Try to think whether or not your algorithm extends to the case where there are three possible time slots.
:::
Bibliographical notes {#bibnotesrunningtime }
Because we are interested in the maximum number of steps for inputs of a given length, running-time as we defined it is often known as worst case complexity. The minimum number of steps (or "best case" complexity) to compute a function on length $n$ inputs is typically not a meaningful quantity since essentially every natural problem will have some trivially easy instances.
However, the average case complexity (i.e., complexity on a "typical" or "random" input) is an interesting concept which we'll return to when we discuss cryptography.
That said, worst-case complexity is the most standard and basic of the complexity measures, and will be our focus in most of this book.
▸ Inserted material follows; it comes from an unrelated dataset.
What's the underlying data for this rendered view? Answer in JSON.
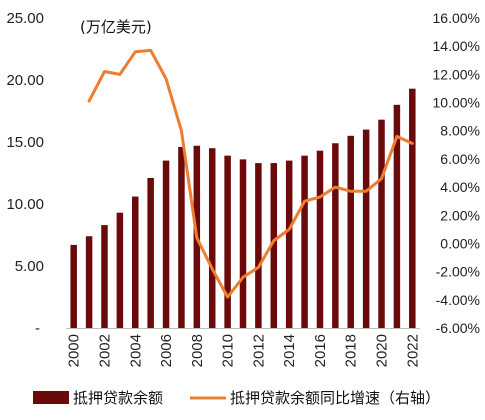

Some lower bounds for single-tape Turing machines are given in [@maass1985combinatorial].
For defining efficiency in the $\lambda$ calculus, one needs to be careful about the order of application of the reduction steps, which can matter for computational efficiency, see for example this paper.
The notation $\mathbf{P_{/poly}}$ is used for historical reasons.
It was introduced by Karp and Lipton, who considered this class as corresponding to functions that can be computed by polynomial-time Turing machines that are given for any input length $n$ an advice string of length polynomial in $n$.